New England Patriots Player Duron Harmon and 2015 Vermont Dairy Farmer of the Year Les Pike paid a special visit to Morristown Elementary School on Monday with an important message: school breakfast fuels success!  The school hosted an assembly to celebrate the recent $12,000 in funding the school supervisory union was awarded for breakfast programs at Morristown Elementary School, Peoples Academy High School, and Stowe Elementary School. The funds come from the dairy farmers of Vermont and New England as part of the Vermont Breakfast after the Bell Challenge (VBABC)  to increase school breakfast availability by 20% statewide.

“Breakfast not only fuels the minds and bodies of our youth, but it is also a great way to encourage children to consume local dairy products like milk and yogurt every day,” said Pike, dairy farmer from Keewaydin Farm in Stowe, the 2015 Vermont Dairy Farm of the Year. “The future of the dairy industry as well as the health of today’s children are critical and deserve our support."

Harmon, a safety on the Patriots, played with dozens of students in the gymnasium and shared messages about the importance of health, wellness, and staying in school.

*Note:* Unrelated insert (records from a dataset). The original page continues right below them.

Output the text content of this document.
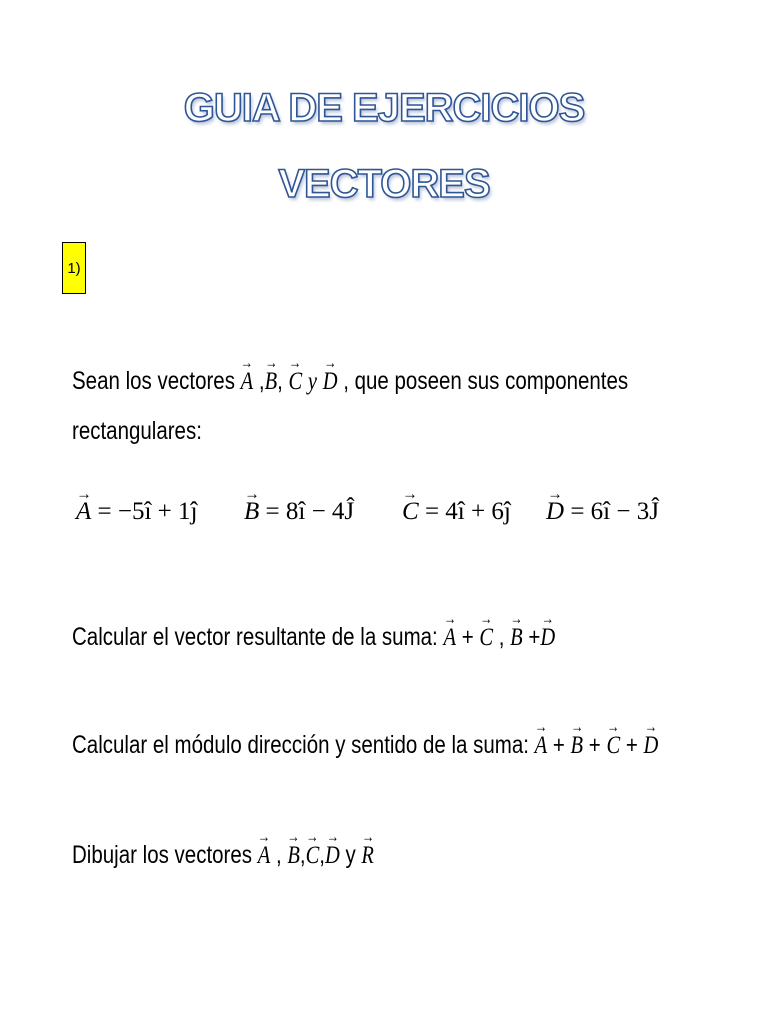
GUIA DE EJERCICIOS
VECTORES
1)
Sean los vectores → A ,→ B, → C y → D , que poseen sus componentes
rectangulares:
→ A = −5î + 1ĵ → B = 8î − 4Ĵ → C = 4î + 6ĵ → D = 6î − 3Ĵ
Calcular el vector resultante de la suma: → A + → C , → B +→ D
Calcular el módulo dirección y sentido de la suma: → A + → B + → C + → D
Dibujar los vectores → A , → B,→ C,→ D y → R
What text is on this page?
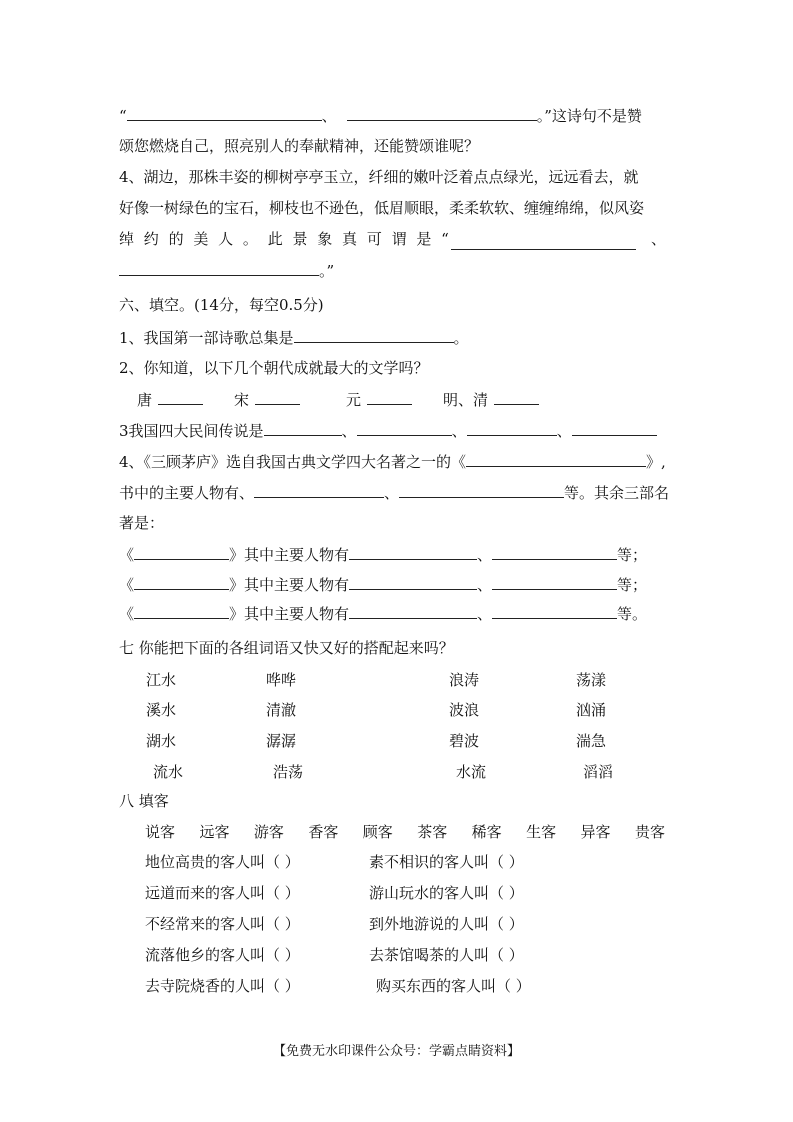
“	、	。”这诗句不是赞
颂您燃烧自己，照亮别人的奉献精神，还能赞颂谁呢？
4、湖边，那株丰姿的柳树亭亭玉立，纤细的嫩叶泛着点点绿光，远远看去，就
好像一树绿色的宝石，柳枝也不逊色，低眉顺眼，柔柔软软、缠缠绵绵，似风姿
绰 约 的 美 人 。 此 景 象 真 可 谓 是 “	、
。”
六、填空。(14分，每空0.5分)
1、我国第一部诗歌总集是	。
2、你知道，以下几个朝代成就最大的文学吗？
唐	宋	元	明、清
3我国四大民间传说是	、	、	、
4、《三顾茅庐》选自我国古典文学四大名著之一的《	》,
书中的主要人物有、	、	等。其余三部名
著是：
《	》其中主要人物有	、	等；
《	》其中主要人物有	、	等；
《	》其中主要人物有	、	等。
七 你能把下面的各组词语又快又好的搭配起来吗？
江水	哗哗	浪涛	荡漾
溪水	清澈	波浪	汹涌
湖水	潺潺	碧波	湍急
流水	浩荡	水流	滔滔
八 填客
说客 远客 游客 香客 顾客 茶客 稀客 生客 异客 贵客
地位高贵的客人叫（ ）	素不相识的客人叫（ ）
远道而来的客人叫（ ）	游山玩水的客人叫（ ）
不经常来的客人叫（ ）	到外地游说的人叫（ ）
流落他乡的客人叫（ ）	去茶馆喝茶的人叫（ ）
去寺院烧香的人叫（ ）	购买东西的客人叫（ ）
【免费无水印课件公众号：学霸点睛资料】
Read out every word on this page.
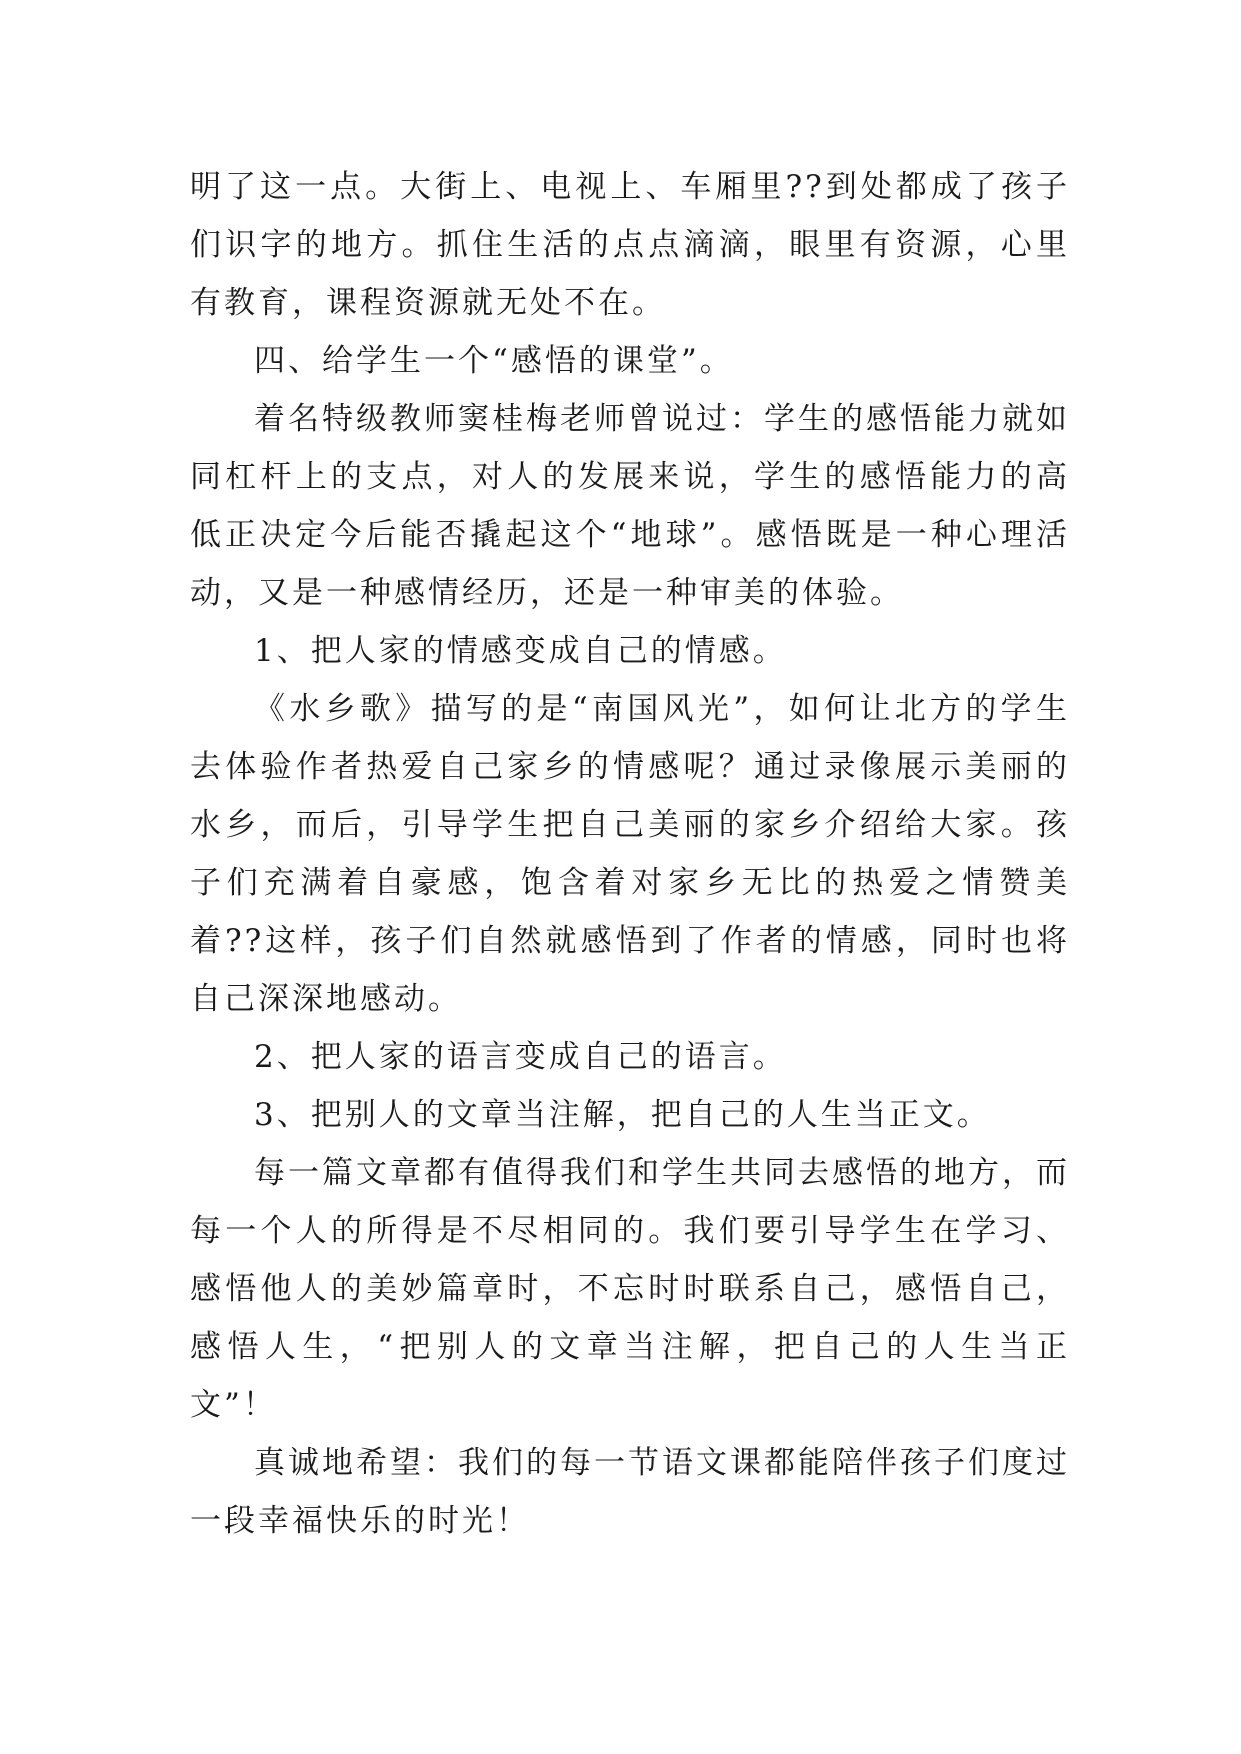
明了这一点。大街上、电视上、车厢里??到处都成了孩子们识字的地方。抓住生活的点点滴滴，眼里有资源，心里有教育，课程资源就无处不在。

四、给学生一个“感悟的课堂”。

着名特级教师窦桂梅老师曾说过：学生的感悟能力就如同杠杆上的支点，对人的发展来说，学生的感悟能力的高低正决定今后能否撬起这个“地球”。感悟既是一种心理活动，又是一种感情经历，还是一种审美的体验。

1、把人家的情感变成自己的情感。

《水乡歌》描写的是“南国风光”，如何让北方的学生去体验作者热爱自己家乡的情感呢？通过录像展示美丽的水乡，而后，引导学生把自己美丽的家乡介绍给大家。孩子们充满着自豪感，饱含着对家乡无比的热爱之情赞美着??这样，孩子们自然就感悟到了作者的情感，同时也将自己深深地感动。

2、把人家的语言变成自己的语言。

3、把别人的文章当注解，把自己的人生当正文。

每一篇文章都有值得我们和学生共同去感悟的地方，而每一个人的所得是不尽相同的。我们要引导学生在学习、感悟他人的美妙篇章时，不忘时时联系自己，感悟自己，感悟人生，“把别人的文章当注解，把自己的人生当正文”！

真诚地希望：我们的每一节语文课都能陪伴孩子们度过一段幸福快乐的时光！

Since the start of the VBABC in January, 13 Vermont schools have enrolled to increase students’ access to a healthy start to the day. Research shows that the single most effective intervention a school can make to increase breakfast participation is to make breakfast available for students after the first school bell of the day.

“School breakfast after the bell is a win-win opportunity for everyone involved,” said Ed Oravec, Morristown school principal. “Students win with better access to good nutrition, which leads to improved attention and performance, and schools benefit from improved meal program finances.”

Anore Horton, nutrition initiatives director from Hunger Free Vermont, says that research links school breakfast with improved academic performance and behavior in students, but that not enough students are eating breakfast every day.

“Breakfast After the Bell is a proven strategy for increasing participation in our school breakfast program,” said Horton. “We are excited to see more schools offering breakfast in this model and therefore more students eating the healthy breakfasts provided by their schools, while developing life-long healthy eating habits.”

New England Dairy & Food Council and Hunger Free Vermont launched the challenge in January 2016. The VBABC is a multi-faceted project that includes resources, funding opportunities and awards, all in the name of ensuring students start the day with a healthy meal. The challenge will run for two four-month terms: January 2016 to April 2016 and September 2016 to December 2016.

“The challenge is a way for dairy farmers to continue to support breakfast programs in Vermont,” said registered dietitian Jill Hussels of New England Dairy & Food Council. “Over the past two years, $67,633 in funding has been provided to Vermont schools by the dairy farmers of Vermont and New England in support of the many benefits of school breakfast including improved test scores and fewer visits to the school nurse.”

During the event today, students also heard from several additional wellness champions including: 9th grade student Parker Spaulding from Spaulding High School and Vermont Student Ambassador for Fuel Up to Play 60, and Morristown School Food Service Director Jeffrey Brynn.